Abstract

Mixed international commissions have been centrally involved in shaping the outer margins of the state territory of Iraq over the last century and a half. Laborious Anglo-Russian efforts to narrow the traditional Perso-Ottoman frontier in the seventy-year period before the Great War contrasted with the League of Nations' ostensibly speedy treatment of Iraq's more arbitrary northern and north-western territorial limits in the early inter-war years. Most recently, a team appointed by the UN Secretary-General finalised definition of Iraq's international boundaries with Kuwait when the emirate was liberated from Iraqi occupation in the spring of 1991. This article scrutinises the role played by these bodies in the boundary evolutionary process from a review of their primary records.
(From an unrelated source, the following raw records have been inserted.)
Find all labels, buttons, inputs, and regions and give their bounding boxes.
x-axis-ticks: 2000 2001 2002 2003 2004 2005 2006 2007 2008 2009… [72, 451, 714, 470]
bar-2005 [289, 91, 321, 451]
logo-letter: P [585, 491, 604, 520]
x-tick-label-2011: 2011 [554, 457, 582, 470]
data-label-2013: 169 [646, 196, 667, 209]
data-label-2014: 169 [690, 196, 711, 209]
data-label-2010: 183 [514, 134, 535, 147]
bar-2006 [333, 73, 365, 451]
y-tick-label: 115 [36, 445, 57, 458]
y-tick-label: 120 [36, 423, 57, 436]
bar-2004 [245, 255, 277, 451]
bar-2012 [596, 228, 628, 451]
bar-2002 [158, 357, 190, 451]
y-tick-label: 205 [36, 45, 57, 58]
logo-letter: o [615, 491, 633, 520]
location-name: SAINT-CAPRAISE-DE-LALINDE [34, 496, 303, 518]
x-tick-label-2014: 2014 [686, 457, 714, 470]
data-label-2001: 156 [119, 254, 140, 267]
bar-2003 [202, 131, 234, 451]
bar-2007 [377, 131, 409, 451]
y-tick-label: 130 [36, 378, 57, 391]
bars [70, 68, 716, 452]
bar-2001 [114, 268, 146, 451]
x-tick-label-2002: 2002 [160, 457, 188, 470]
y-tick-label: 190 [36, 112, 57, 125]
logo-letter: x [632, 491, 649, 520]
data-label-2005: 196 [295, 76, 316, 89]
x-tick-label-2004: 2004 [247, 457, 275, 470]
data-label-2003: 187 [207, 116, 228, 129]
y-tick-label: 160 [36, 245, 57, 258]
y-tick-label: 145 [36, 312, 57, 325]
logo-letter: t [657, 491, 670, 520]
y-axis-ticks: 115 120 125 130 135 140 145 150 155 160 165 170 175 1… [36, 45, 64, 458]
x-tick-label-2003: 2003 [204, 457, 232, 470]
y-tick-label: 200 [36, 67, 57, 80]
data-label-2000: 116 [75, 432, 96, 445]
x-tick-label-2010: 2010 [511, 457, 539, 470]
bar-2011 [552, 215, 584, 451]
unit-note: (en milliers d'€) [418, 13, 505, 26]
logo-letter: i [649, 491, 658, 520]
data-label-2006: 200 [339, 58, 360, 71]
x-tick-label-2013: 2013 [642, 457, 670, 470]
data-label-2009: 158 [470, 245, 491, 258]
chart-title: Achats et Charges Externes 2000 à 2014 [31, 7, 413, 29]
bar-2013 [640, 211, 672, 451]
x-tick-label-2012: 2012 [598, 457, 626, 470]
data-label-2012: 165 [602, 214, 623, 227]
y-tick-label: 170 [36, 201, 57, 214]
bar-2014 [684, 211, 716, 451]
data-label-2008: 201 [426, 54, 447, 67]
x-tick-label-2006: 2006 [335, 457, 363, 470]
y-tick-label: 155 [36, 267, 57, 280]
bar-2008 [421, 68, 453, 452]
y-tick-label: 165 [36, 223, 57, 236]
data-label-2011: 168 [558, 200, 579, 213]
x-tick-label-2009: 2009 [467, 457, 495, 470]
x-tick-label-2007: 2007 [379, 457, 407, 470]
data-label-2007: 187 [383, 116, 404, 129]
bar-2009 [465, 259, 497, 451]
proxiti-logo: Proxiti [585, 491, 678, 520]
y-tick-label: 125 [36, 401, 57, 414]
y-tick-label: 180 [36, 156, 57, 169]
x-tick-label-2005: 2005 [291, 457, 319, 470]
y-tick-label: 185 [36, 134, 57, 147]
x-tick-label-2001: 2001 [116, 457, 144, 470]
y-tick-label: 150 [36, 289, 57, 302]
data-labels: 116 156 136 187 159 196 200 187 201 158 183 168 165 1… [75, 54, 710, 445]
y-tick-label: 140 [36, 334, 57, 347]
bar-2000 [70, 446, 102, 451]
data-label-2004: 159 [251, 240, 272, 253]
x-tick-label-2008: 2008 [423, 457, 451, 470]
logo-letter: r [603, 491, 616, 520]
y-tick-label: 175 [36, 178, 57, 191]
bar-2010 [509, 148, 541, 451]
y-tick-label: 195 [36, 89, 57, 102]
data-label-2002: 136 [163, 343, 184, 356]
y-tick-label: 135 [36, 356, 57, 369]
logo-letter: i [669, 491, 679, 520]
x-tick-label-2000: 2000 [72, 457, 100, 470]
It highlights the fact that the evolution of Iraq's (and those of its Ottoman forbears) international boundaries to the east, north and west was rarely straightforward and reflected both regional considerations and imperial contexts. The problem of reconciling inadequate textual definitions with features on the ground has been a constant phenomenon. Deciding whether commissions actually delimited or demarcated territory was as valid a question following the UN's Iraq–Kuwait settlement as in the mid-nineteenth century. Whether many historical treaty delimitations were ever designed to be anything more than territorial allocations is another theme explored in this article.